Chinese solar equipment maker Suntech Power Holdings today reported a loss of $174.9 million despite a 95 percent increase in revenue to $625.1 million in the second quarter of 2010. Still, the company says demand for its products is way up, boding well for the future.

It attributed the loss it incurred to reorganization costs and write-downs. And, for the most part, the results exceeded analysts’ forecasts.

Suntech was hit hard by the economic downturn, but now sales are finally rebounding. Shipments of solar cells and modules for the quarter were three times higher than they were a year ago. The demand motivated the company to raise its expectations by 200 megawatts, to 1.5 gigawatts shipped for 2010. Meeting this demand is anticipated to cost $300 – $350 million.

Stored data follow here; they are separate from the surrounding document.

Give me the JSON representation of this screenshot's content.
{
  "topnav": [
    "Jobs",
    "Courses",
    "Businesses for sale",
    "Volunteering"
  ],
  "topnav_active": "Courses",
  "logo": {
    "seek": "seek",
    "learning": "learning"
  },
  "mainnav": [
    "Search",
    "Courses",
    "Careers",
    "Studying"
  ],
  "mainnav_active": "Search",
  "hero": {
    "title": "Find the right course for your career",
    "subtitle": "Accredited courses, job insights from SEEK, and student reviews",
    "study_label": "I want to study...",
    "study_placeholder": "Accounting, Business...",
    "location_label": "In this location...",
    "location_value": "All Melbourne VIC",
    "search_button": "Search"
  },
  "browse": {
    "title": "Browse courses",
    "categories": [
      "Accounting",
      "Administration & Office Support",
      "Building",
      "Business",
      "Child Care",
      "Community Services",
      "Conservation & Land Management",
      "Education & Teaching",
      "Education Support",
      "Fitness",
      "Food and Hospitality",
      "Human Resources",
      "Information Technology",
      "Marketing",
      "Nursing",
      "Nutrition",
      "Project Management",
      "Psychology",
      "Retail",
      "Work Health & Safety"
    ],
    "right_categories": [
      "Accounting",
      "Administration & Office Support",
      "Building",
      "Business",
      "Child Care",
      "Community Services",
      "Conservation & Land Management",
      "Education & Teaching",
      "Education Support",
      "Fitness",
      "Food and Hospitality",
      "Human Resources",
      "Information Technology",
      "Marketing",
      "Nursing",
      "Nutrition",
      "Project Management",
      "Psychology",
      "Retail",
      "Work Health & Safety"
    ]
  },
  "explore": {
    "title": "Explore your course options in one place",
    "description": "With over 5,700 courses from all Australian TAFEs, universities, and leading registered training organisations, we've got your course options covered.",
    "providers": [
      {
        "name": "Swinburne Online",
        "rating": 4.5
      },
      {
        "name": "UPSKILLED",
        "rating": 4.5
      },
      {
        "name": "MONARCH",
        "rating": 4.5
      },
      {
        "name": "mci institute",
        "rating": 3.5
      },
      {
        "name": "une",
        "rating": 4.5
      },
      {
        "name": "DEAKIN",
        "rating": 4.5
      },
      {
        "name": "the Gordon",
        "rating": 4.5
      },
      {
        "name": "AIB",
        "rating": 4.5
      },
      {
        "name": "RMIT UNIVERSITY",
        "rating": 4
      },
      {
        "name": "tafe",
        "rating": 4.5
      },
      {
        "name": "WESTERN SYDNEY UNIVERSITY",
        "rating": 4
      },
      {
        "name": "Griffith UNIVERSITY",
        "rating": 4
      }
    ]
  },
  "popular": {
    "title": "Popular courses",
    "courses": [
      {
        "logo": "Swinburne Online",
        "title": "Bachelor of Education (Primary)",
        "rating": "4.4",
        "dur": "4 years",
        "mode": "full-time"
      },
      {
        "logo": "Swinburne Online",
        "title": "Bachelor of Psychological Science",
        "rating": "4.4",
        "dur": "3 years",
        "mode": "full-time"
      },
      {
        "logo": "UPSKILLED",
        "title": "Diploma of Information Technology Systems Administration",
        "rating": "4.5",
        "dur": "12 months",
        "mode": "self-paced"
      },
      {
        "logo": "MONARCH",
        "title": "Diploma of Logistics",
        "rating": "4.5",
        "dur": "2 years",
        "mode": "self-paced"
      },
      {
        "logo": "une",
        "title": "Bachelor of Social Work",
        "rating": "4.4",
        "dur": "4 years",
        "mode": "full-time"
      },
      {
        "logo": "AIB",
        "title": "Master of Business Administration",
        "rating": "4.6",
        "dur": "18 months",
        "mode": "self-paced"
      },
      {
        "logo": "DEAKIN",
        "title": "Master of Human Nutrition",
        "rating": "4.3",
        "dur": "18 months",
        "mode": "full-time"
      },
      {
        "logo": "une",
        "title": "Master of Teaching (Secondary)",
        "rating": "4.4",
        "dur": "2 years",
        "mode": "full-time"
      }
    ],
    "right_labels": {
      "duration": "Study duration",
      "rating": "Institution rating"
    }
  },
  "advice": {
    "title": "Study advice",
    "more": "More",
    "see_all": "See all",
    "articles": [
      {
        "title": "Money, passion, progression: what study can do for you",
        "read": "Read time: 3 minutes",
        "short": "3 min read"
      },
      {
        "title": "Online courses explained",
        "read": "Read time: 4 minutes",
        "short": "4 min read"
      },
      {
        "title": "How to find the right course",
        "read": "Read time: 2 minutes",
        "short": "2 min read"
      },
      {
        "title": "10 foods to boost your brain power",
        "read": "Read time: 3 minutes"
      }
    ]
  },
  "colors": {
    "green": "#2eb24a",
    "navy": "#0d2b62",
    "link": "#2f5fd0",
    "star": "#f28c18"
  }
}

Suntech is one of the Chinese solar companies predicted to give American companies in the industry — like First Solar and SunPower — a run for their money. While it has seen a major spike in demand in Europe, its business is also growing in the U.S. According to the Wall Street Journal, the company predicts its sales in the U.S. alone to triple over the next year.

Suntech says it already has plans to expand its shipments in North America via its network of equipment dealers. In China alone, the company has the potential to win contracts for up to 13 solar farms, as part of the country’s ambitious solar development roadmap.

In addition to being a major player in China’s solar ascent, Suntech exemplifies another big trend in the industry: the shift away from thin-film solar technology. Earlier this year, Applied Materials scrapped its thin-film solar equipment business and 500 jobs along with it. Suntech has also axed its thin-film manufacturing plans in order to pour all of its resources into silicon solar cells — accounting for a $55 million write-down.

Based in Jiangsu, Suntech previously raised $102 million from Jiangsu Shunda Semiconductor Development.